Der Hei­li­ge Stuhl habe die Mög­lich­keit, sein Gewicht gegen­über sei­nen chi­ne­si­schen Ver­hand­lungs­part­nern gel­tend zu machen zugun­sten der Pres­se­frei­heit in Hong­kong, eines Endes des Geno­zids gegen die Uigu­ren, des Endes der Ver­fol­gung der pro­te­stan­ti­schen Haus­kir­chen, der Falun-Gong-Anhän­ger und der tibe­ti­schen Buddhisten.

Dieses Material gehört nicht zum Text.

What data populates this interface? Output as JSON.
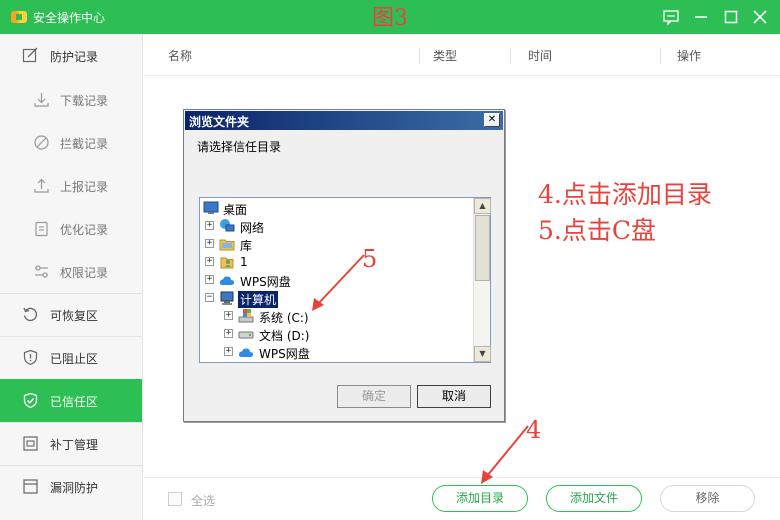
{
  "titlebar": {
    "app_title": "安全操作中心",
    "figure_label": "图3"
  },
  "sidebar": {
    "items": [
      {
        "label": "防护记录",
        "icon": "edit-icon"
      },
      {
        "label": "下载记录",
        "icon": "download-icon"
      },
      {
        "label": "拦截记录",
        "icon": "block-icon"
      },
      {
        "label": "上报记录",
        "icon": "upload-icon"
      },
      {
        "label": "优化记录",
        "icon": "clipboard-icon"
      },
      {
        "label": "权限记录",
        "icon": "sliders-icon"
      },
      {
        "label": "可恢复区",
        "icon": "restore-icon"
      },
      {
        "label": "已阻止区",
        "icon": "shield-alert-icon"
      },
      {
        "label": "已信任区",
        "icon": "shield-check-icon"
      },
      {
        "label": "补丁管理",
        "icon": "patch-icon"
      },
      {
        "label": "漏洞防护",
        "icon": "window-icon"
      }
    ],
    "active_label": "已信任区"
  },
  "table": {
    "columns": [
      "名称",
      "类型",
      "时间",
      "操作"
    ]
  },
  "bottom": {
    "select_all": "全选",
    "add_dir": "添加目录",
    "add_file": "添加文件",
    "remove": "移除"
  },
  "dialog": {
    "title": "浏览文件夹",
    "close_glyph": "✕",
    "prompt": "请选择信任目录",
    "tree": [
      {
        "label": "桌面",
        "icon": "desktop-icon",
        "expander": ""
      },
      {
        "label": "网络",
        "icon": "network-icon",
        "expander": "+"
      },
      {
        "label": "库",
        "icon": "library-icon",
        "expander": "+"
      },
      {
        "label": "1",
        "icon": "user-folder-icon",
        "expander": "+"
      },
      {
        "label": "WPS网盘",
        "icon": "cloud-icon",
        "expander": "+"
      },
      {
        "label": "计算机",
        "icon": "computer-icon",
        "expander": "−",
        "selected": true
      },
      {
        "label": "系统 (C:)",
        "icon": "system-drive-icon",
        "expander": "+"
      },
      {
        "label": "文档 (D:)",
        "icon": "drive-icon",
        "expander": "+"
      },
      {
        "label": "WPS网盘",
        "icon": "cloud-icon",
        "expander": "+"
      }
    ],
    "ok": "确定",
    "cancel": "取消"
  },
  "annotations": {
    "step4_text": "4.点击添加目录",
    "step5_text": "5.点击C盘",
    "marker5": "5",
    "marker4": "4"
  },
  "colors": {
    "brand_green": "#2dbf53",
    "annotation_red": "#e8433b",
    "dialog_title_blue": "#0a246a",
    "selection_blue": "#0a246a"
  }
}
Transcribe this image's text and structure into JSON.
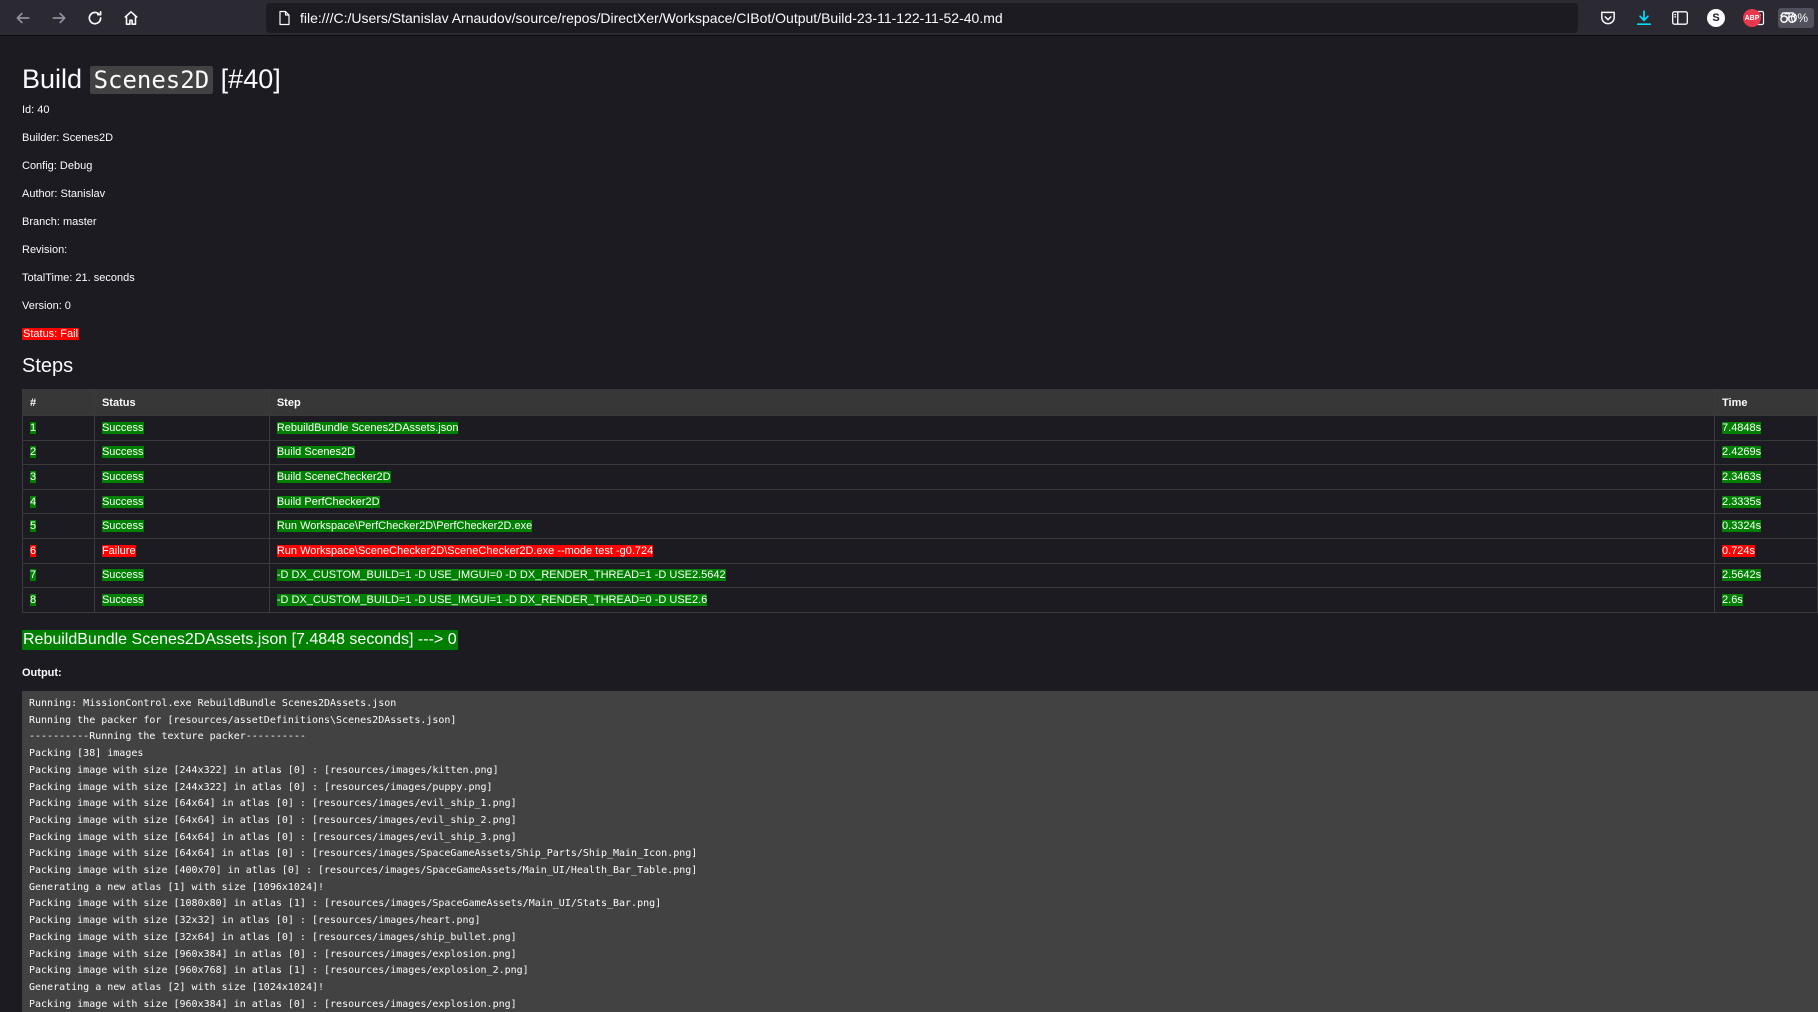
{
  "browser": {
    "url": "file:///C:/Users/Stanislav Arnaudov/source/repos/DirectXer/Workspace/CIBot/Output/Build-23-11-122-11-52-40.md",
    "zoom": "70%"
  },
  "build": {
    "title_prefix": "Build",
    "title_code": "Scenes2D",
    "title_suffix": "[#40]",
    "meta": [
      "Id: 40",
      "Builder: Scenes2D",
      "Config: Debug",
      "Author: Stanislav",
      "Branch: master",
      "Revision:",
      "TotalTime: 21. seconds",
      "Version: 0"
    ],
    "status": "Status: Fail"
  },
  "steps": {
    "heading": "Steps",
    "columns": [
      "#",
      "Status",
      "Step",
      "Time"
    ],
    "rows": [
      {
        "num": "1",
        "status": "Success",
        "step": "RebuildBundle Scenes2DAssets.json",
        "time": "7.4848s",
        "ok": true
      },
      {
        "num": "2",
        "status": "Success",
        "step": "Build Scenes2D",
        "time": "2.4269s",
        "ok": true
      },
      {
        "num": "3",
        "status": "Success",
        "step": "Build SceneChecker2D",
        "time": "2.3463s",
        "ok": true
      },
      {
        "num": "4",
        "status": "Success",
        "step": "Build PerfChecker2D",
        "time": "2.3335s",
        "ok": true
      },
      {
        "num": "5",
        "status": "Success",
        "step": "Run Workspace\\PerfChecker2D\\PerfChecker2D.exe",
        "time": "0.3324s",
        "ok": true
      },
      {
        "num": "6",
        "status": "Failure",
        "step": "Run Workspace\\SceneChecker2D\\SceneChecker2D.exe --mode test -g0.724",
        "time": "0.724s",
        "ok": false
      },
      {
        "num": "7",
        "status": "Success",
        "step": "-D DX_CUSTOM_BUILD=1 -D USE_IMGUI=0 -D DX_RENDER_THREAD=1 -D USE2.5642",
        "time": "2.5642s",
        "ok": true
      },
      {
        "num": "8",
        "status": "Success",
        "step": "-D DX_CUSTOM_BUILD=1 -D USE_IMGUI=1 -D DX_RENDER_THREAD=0 -D USE2.6",
        "time": "2.6s",
        "ok": true
      }
    ]
  },
  "section": {
    "title": "RebuildBundle Scenes2DAssets.json [7.4848 seconds] ---> 0",
    "output_label": "Output:",
    "lines": [
      "Running: MissionControl.exe RebuildBundle Scenes2DAssets.json",
      "Running the packer for [resources/assetDefinitions\\Scenes2DAssets.json]",
      "----------Running the texture packer----------",
      "Packing [38] images",
      "Packing image with size [244x322] in atlas [0] : [resources/images/kitten.png]",
      "Packing image with size [244x322] in atlas [0] : [resources/images/puppy.png]",
      "Packing image with size [64x64] in atlas [0] : [resources/images/evil_ship_1.png]",
      "Packing image with size [64x64] in atlas [0] : [resources/images/evil_ship_2.png]",
      "Packing image with size [64x64] in atlas [0] : [resources/images/evil_ship_3.png]",
      "Packing image with size [64x64] in atlas [0] : [resources/images/SpaceGameAssets/Ship_Parts/Ship_Main_Icon.png]",
      "Packing image with size [400x70] in atlas [0] : [resources/images/SpaceGameAssets/Main_UI/Health_Bar_Table.png]",
      "Generating a new atlas [1] with size [1096x1024]!",
      "Packing image with size [1080x80] in atlas [1] : [resources/images/SpaceGameAssets/Main_UI/Stats_Bar.png]",
      "Packing image with size [32x32] in atlas [0] : [resources/images/heart.png]",
      "Packing image with size [32x64] in atlas [0] : [resources/images/ship_bullet.png]",
      "Packing image with size [960x384] in atlas [0] : [resources/images/explosion.png]",
      "Packing image with size [960x768] in atlas [1] : [resources/images/explosion_2.png]",
      "Generating a new atlas [2] with size [1024x1024]!",
      "Packing image with size [960x384] in atlas [0] : [resources/images/explosion.png]"
    ]
  },
  "colors": {
    "success": "#008000",
    "failure": "#ff0000",
    "background": "#1c1b22",
    "code_background": "#424242"
  },
  "icons": [
    "back-arrow-icon",
    "forward-arrow-icon",
    "reload-icon",
    "home-icon",
    "page-icon",
    "reader-view-icon",
    "bookmark-star-icon",
    "pocket-icon",
    "download-icon",
    "sidebar-icon",
    "account-icon",
    "adblock-icon",
    "mask-icon"
  ]
}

„Die ein­zi­ge Macht, die der Vati­kan in der Poli­tik des 21. Jahr­hun­derts besitzt, ist die mora­li­sche Auto­ri­tät, die er aus der direk­ten Ver­tei­di­gung der Men­schen­rech­te für alle bezieht.” Die­se Ver­tei­di­gung spiel­te eine wich­ti­ge Rol­le beim weit­ge­hend fried­li­chen Zusam­men­bruch des euro­päi­schen Kom­mu­nis­mus 1989. Die vati­ka­ni­sche Diplo­ma­tie soll­te dar­aus ihre Leh­ren zie­hen für ihre Schrit­te mit Chi­na, „vor allem im Fall Lai”, so Weigel.